Maybe it'll start maintaining Mozilla again. You know: its namesake project.

[–] BorgDrone@lemmy.one -1 points 1 year ago (2 children)

I’ll stick to Safari. I don’t trust Mozilla any more than Google or Microsoft.

[–] RandomVideos@programming.dev 2 points 1 year ago (1 children)

Ah yes, an open source popular browser that is made by a nonprofit organization is less trustworthy than a close source browser made by a public company

[–] BorgDrone@lemmy.one 1 points 1 year ago

An open source organization with a track record of dubious user-hostile behavior.

Example one

Example two

Apple does not add plugins to my browser without my consent, nor do they show ads in my browser.

[–] TheSaneWriter@lemmy.thesanewriter.com 1 points 1 year ago (1 children)

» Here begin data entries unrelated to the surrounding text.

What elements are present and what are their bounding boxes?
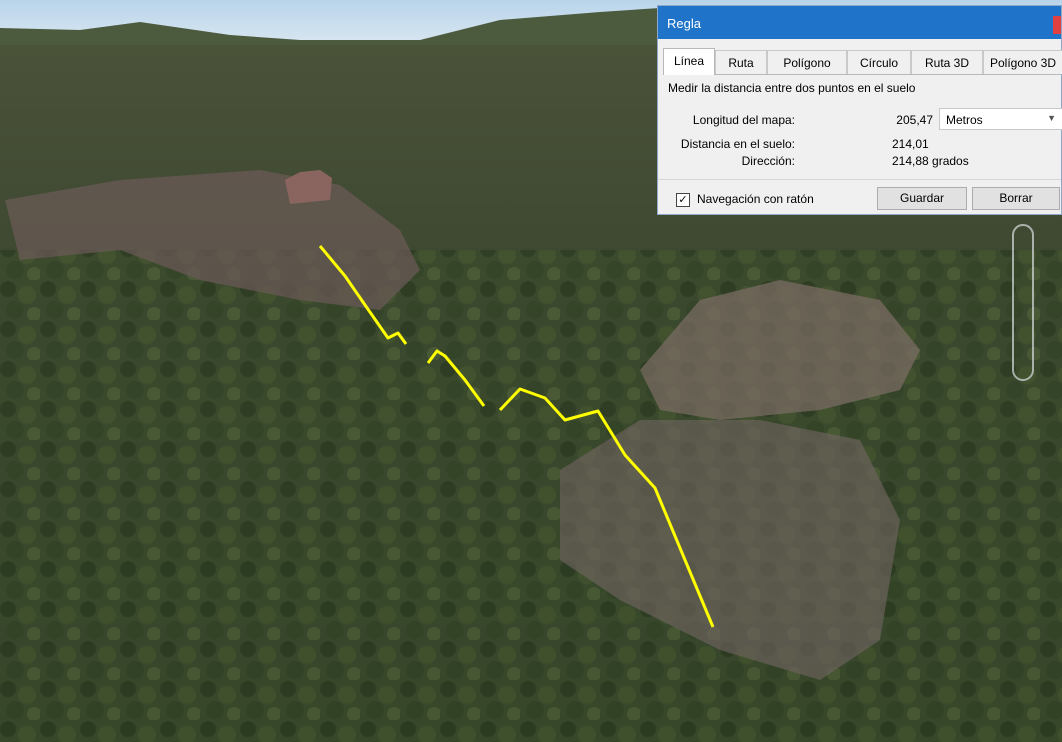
forest-canopy — [0, 250, 1062, 742]
units-selected-value: Metros — [946, 113, 983, 127]
tab-ruta-3d[interactable]: Ruta 3D — [911, 50, 983, 74]
divider — [658, 179, 1061, 180]
tab-poligono-3d[interactable]: Polígono 3D — [983, 50, 1062, 74]
mouse-nav-label: Navegación con ratón — [697, 192, 814, 206]
save-button[interactable]: Guardar — [877, 187, 967, 210]
ground-distance-value: 214,01 — [892, 137, 929, 151]
heading-label: Dirección: — [741, 154, 795, 168]
measure-description: Medir la distancia entre dos puntos en e… — [668, 81, 916, 95]
ruler-tabs: Línea Ruta Polígono Círculo Ruta 3D Polí… — [663, 48, 1062, 75]
ground-distance-label: Distancia en el suelo: — [680, 137, 795, 151]
tab-poligono[interactable]: Polígono — [767, 50, 847, 74]
map-length-value: 205,47 — [896, 113, 933, 127]
units-select[interactable]: Metros ▼ — [939, 108, 1062, 130]
chevron-down-icon: ▼ — [1047, 113, 1056, 123]
close-icon[interactable] — [1053, 16, 1061, 34]
tab-circulo[interactable]: Círculo — [847, 50, 911, 74]
map-length-label: Longitud del mapa: — [692, 113, 795, 127]
tab-linea[interactable]: Línea — [663, 48, 715, 75]
clear-button[interactable]: Borrar — [972, 187, 1060, 210]
checkmark-icon: ✓ — [678, 194, 688, 206]
ruler-dialog: Regla Línea Ruta Polígono Círculo Ruta 3… — [657, 5, 1062, 215]
mouse-nav-checkbox[interactable]: ✓ — [676, 193, 690, 207]
heading-value: 214,88 grados — [892, 154, 969, 168]
dialog-titlebar[interactable]: Regla — [658, 6, 1061, 39]
tab-ruta[interactable]: Ruta — [715, 50, 767, 74]
dialog-title: Regla — [667, 16, 701, 31]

Isn't Safari made by Apple? It's not like Apple is some paragon of corporate virtue, why do you trust them?

[–] kimpilled@infosec.pub 1 points 1 year ago* (last edited 1 year ago)

If you’re running Safari, you’re already running their OS. If Apple wants to spy on you, they’ve already got the means to do so, so you’ve already decided to trust them.

Switching to Chrome or Firefox means trusting one more entity in addition to Apple. This expands your possible exposure.